What’s Your Theme Song?

Traveling the other day, I was struck, once again, by the overwhelming percentage of passers-by who wear earphones or buds. At a busy airport concourse, I guessed that probably six out of every 10 people were listening — to what?  Rock music? A book on tape?  An NPR podcast?  The Vienna Symphony?  No way to know.

The cumulative effect of this phenomenon is that it creates a privacy zone around anyone who happens to have earbuds lodged in their ears.  It’s a much more formidable “don’t bother me” barrier than, say, a scowl, because you can defuse a mean glance with a pleasant smile or a nod of passivity.  But someone who is lost in sound is usually oblivious to the sea of humanity surging by.  It really becomes challenging to even gain their attention, much less eye contact. The result is like the proverbial ship passing in the fog. People with earphones move near by, close and yet distant: there, but practically speaking, not.

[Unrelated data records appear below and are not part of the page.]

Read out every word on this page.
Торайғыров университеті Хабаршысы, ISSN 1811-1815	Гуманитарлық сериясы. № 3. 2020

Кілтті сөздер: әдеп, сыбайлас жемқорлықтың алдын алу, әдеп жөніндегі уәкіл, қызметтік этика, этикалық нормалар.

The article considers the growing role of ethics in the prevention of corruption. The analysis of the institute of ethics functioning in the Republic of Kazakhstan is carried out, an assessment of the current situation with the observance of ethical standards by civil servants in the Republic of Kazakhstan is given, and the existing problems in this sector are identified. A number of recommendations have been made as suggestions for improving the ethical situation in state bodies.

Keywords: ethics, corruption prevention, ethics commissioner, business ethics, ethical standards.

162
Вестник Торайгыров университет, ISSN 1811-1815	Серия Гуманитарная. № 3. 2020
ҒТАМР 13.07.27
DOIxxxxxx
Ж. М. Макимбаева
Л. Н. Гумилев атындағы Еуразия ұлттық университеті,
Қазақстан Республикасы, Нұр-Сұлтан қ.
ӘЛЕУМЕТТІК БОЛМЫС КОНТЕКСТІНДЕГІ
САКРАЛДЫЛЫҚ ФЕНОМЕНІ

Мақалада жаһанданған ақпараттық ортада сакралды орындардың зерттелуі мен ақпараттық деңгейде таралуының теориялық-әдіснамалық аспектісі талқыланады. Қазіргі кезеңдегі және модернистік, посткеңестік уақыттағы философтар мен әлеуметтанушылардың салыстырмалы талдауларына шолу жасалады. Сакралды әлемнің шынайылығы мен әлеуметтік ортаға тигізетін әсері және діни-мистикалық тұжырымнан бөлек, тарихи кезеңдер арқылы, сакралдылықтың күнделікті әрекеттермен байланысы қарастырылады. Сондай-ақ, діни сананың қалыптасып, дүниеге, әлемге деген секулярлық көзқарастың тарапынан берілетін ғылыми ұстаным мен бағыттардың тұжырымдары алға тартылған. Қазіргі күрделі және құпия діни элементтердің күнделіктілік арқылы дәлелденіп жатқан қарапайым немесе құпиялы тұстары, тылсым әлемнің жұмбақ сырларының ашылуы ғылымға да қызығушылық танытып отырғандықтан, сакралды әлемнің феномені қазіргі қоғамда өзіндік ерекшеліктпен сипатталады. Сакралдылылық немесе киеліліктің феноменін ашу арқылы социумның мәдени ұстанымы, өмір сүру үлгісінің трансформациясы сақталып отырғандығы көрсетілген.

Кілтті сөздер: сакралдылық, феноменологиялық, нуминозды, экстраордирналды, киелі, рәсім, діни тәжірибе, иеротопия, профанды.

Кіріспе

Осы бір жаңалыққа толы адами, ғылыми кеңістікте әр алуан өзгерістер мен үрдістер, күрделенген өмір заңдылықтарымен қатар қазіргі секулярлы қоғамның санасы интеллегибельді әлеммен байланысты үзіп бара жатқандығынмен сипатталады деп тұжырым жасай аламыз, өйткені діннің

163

Well and good.  However, the widespread use of ear devices does suggest yet another diminishment of what we used to call “society,” as the term was employed to describe the interactions and communications among neighbors, colleagues, and even total strangers.  Think about it:  how many times in the past week have you actually said “hello” to someone on the street, standing in line at the grocery checkout, or waiting to pass through airport security.  We’ve apparently concluded that extending such an old-fashioned pleasantry might be construed as something more sinister, like a pick-up line at a bar, or that there might be some sort of hidden agenda lurking behind the greeting.  Better not to become involved.  Earphones help create and maintain the proper distance.

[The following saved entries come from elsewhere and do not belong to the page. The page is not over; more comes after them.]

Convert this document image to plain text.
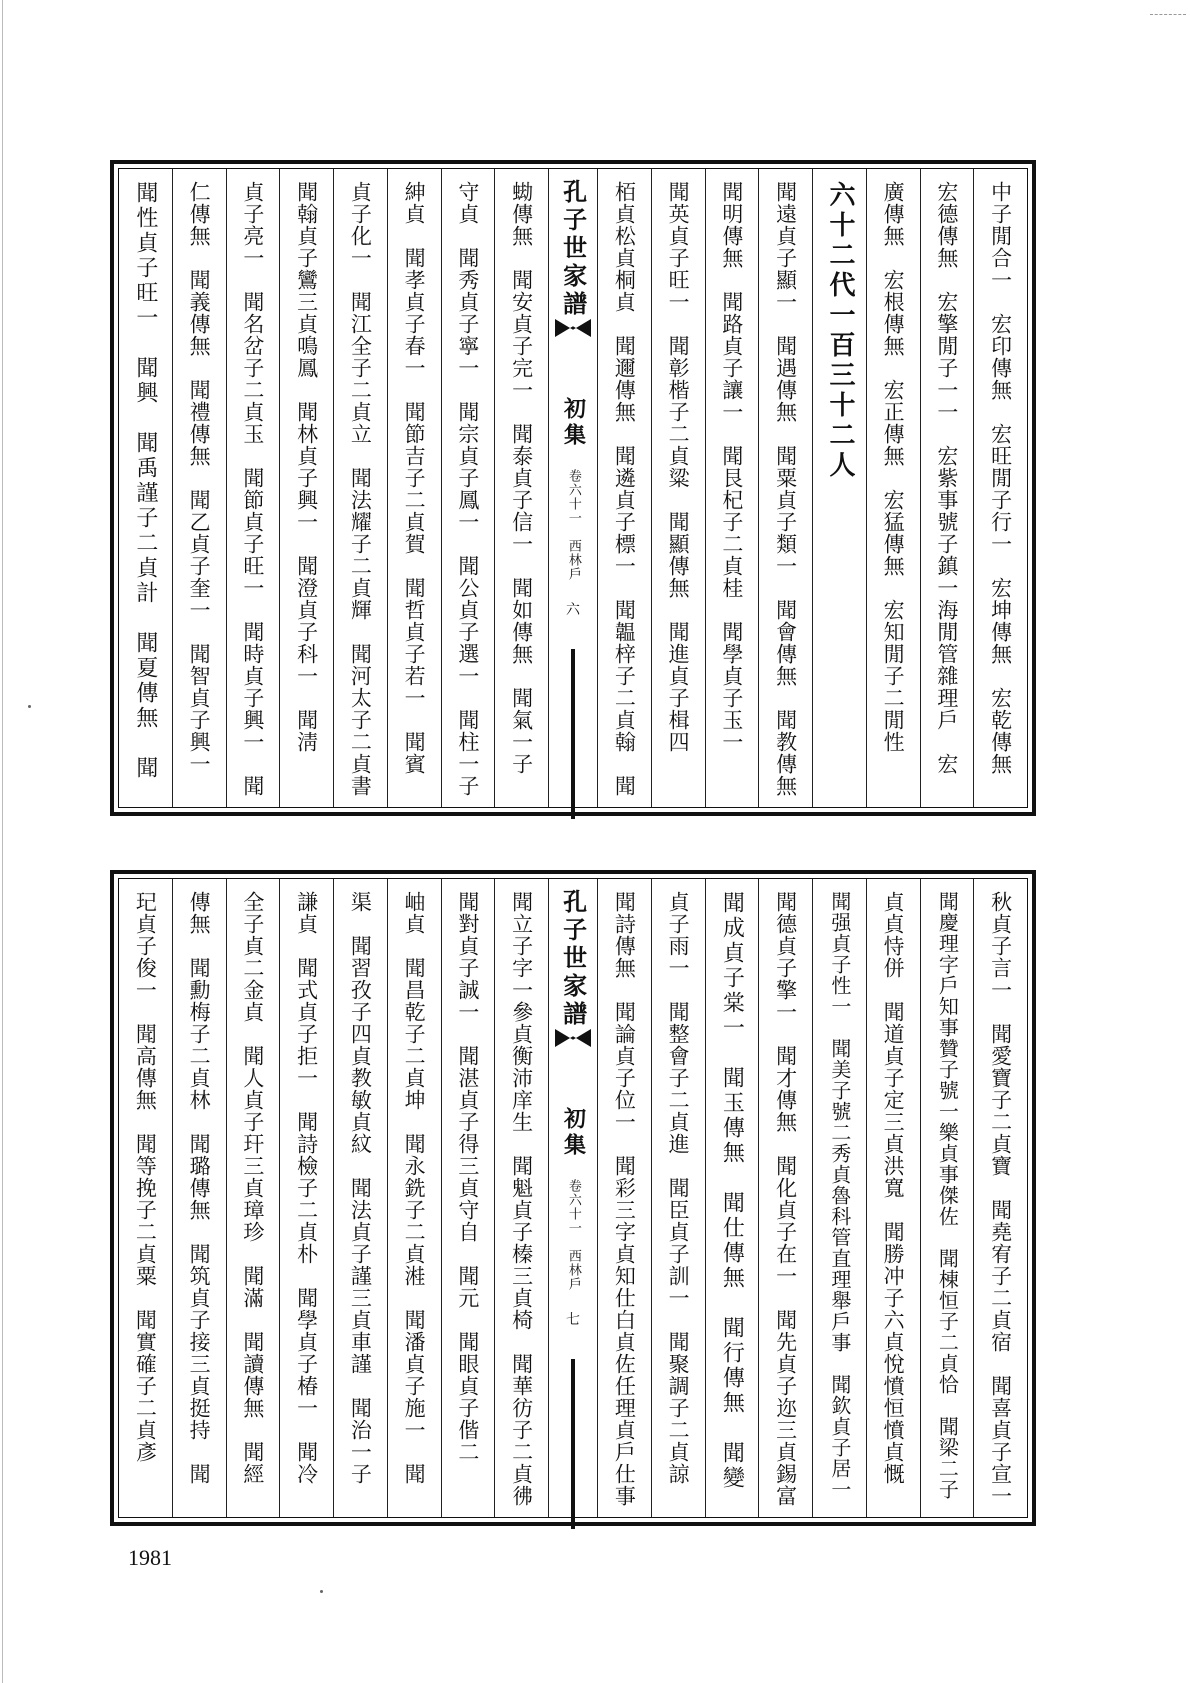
中子閒合一　宏印傳無　宏旺閒子行一　宏坤傳無　宏乾傳無
宏德傳無　宏擎閒子一一　宏紫事號子鎮一海閒管雜理戶　宏
廣傳無　宏根傳無　宏正傳無　宏猛傳無　宏知閒子二閒性
六十二代一百三十二人
聞遠貞子顯一　聞遇傳無　聞粟貞子類一　聞會傳無　聞教傳無
聞明傳無　聞路貞子讓一　聞艮杞子二貞桂　聞學貞子玉一
聞英貞子旺一　聞彰楷子二貞粱　聞顯傳無　聞進貞子楫四
栢貞松貞桐貞　聞邇傳無　聞遴貞子標一　聞韞梓子二貞翰　聞
孔子世家譜
初集
卷六十一　西林戶
六
蜐傳無　聞安貞子完一　聞泰貞子信一　聞如傳無　聞氣一子
守貞　聞秀貞子寧一　聞宗貞子鳳一　聞公貞子選一　聞柱一子
紳貞　聞孝貞子春一　聞節吉子二貞賀　聞哲貞子若一　聞賓
貞子化一　聞江全子二貞立　聞法耀子二貞輝　聞河太子二貞書
聞翰貞子鸞三貞鳴鳳　聞林貞子興一　聞澄貞子科一　聞淸
貞子亮一　聞名岔子二貞玉　聞節貞子旺一　聞時貞子興一　聞
仁傳無　聞義傳無　聞禮傳無　聞乙貞子奎一　聞智貞子興一
聞性貞子旺一　聞興　聞禹謹子二貞計　聞夏傳無　聞
秋貞子言一　聞愛寶子二貞寶　聞堯宥子二貞宿　聞喜貞子宣一
聞慶理字戶知事贊子號一樂貞事傑佐　聞棟恒子二貞恰　聞梁二子
貞貞恃併　聞道貞子定三貞洪寬　聞勝冲子六貞悅憤恒憤貞慨
聞强貞子性一　聞美子號二秀貞魯科管直理舉戶事　聞欽貞子居一
聞德貞子擎一　聞才傳無　聞化貞子在一　聞先貞子迩三貞錫富
聞成貞子棠一　聞玉傳無　聞仕傳無　聞行傳無　聞變
貞子雨一　聞整會子二貞進　聞臣貞子訓一　聞聚調子二貞諒
聞詩傳無　聞論貞子位一　聞彩三字貞知仕白貞佐任理貞戶仕事
孔子世家譜
初集
卷六十一　西林戶
七
聞立子字一參貞衡沛庠生　聞魁貞子榛三貞椅　聞華彷子二貞彿
聞對貞子誠一　聞湛貞子得三貞守自　聞元　聞眼貞子偕二
岫貞　聞昌乾子二貞坤　聞永銑子二貞溎　聞潘貞子施一　聞
渠　聞習孜子四貞教敏貞紋　聞法貞子謹三貞車謹　聞治一子
謙貞　聞式貞子拒一　聞詩檢子二貞朴　聞學貞子椿一　聞冷
全子貞二金貞　聞人貞子玕三貞璋珍　聞滿　聞讀傳無　聞經
傳無　聞勳梅子二貞林　聞璐傳無　聞筑貞子接三貞挺持　聞
玘貞子俊一　聞高傳無　聞等挽子二貞粟　聞實確子二貞彥
1981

I prefer a more benign explanation:  folks wrap their heads in earphones because they need background theme music to get them through their mundane days.  Thanks to movies, especially, we’ve become accustomed to “theme” music to drive our emotions and signal our thoughts. Hollywood producers are especially adept, these days, at choosing just the right cuts from just the most appropriate pop artists to help set off or accentuate the expressions of the actors on the screen.  The effect, I think, is to prompt the rest of us non-actors to conclude that if it works in the movies, it can work for us.  The results are magical: we’re sitting in a plane awaiting take-off and a song pops up on our iPod (one we forgotten we had downloaded). Suddenly, we are transported to some plateau that is clearly different and much less boring than we would normally experience as the jet trundles down the runway.   Music pulsating into our ears helps define who we are and, more fundamentally, who we had once set out to be.

It’s a wondrous transformation, like moving from gray winter to green spring.  The only problem is that, with earphones, it’s like being in the movies by yourself.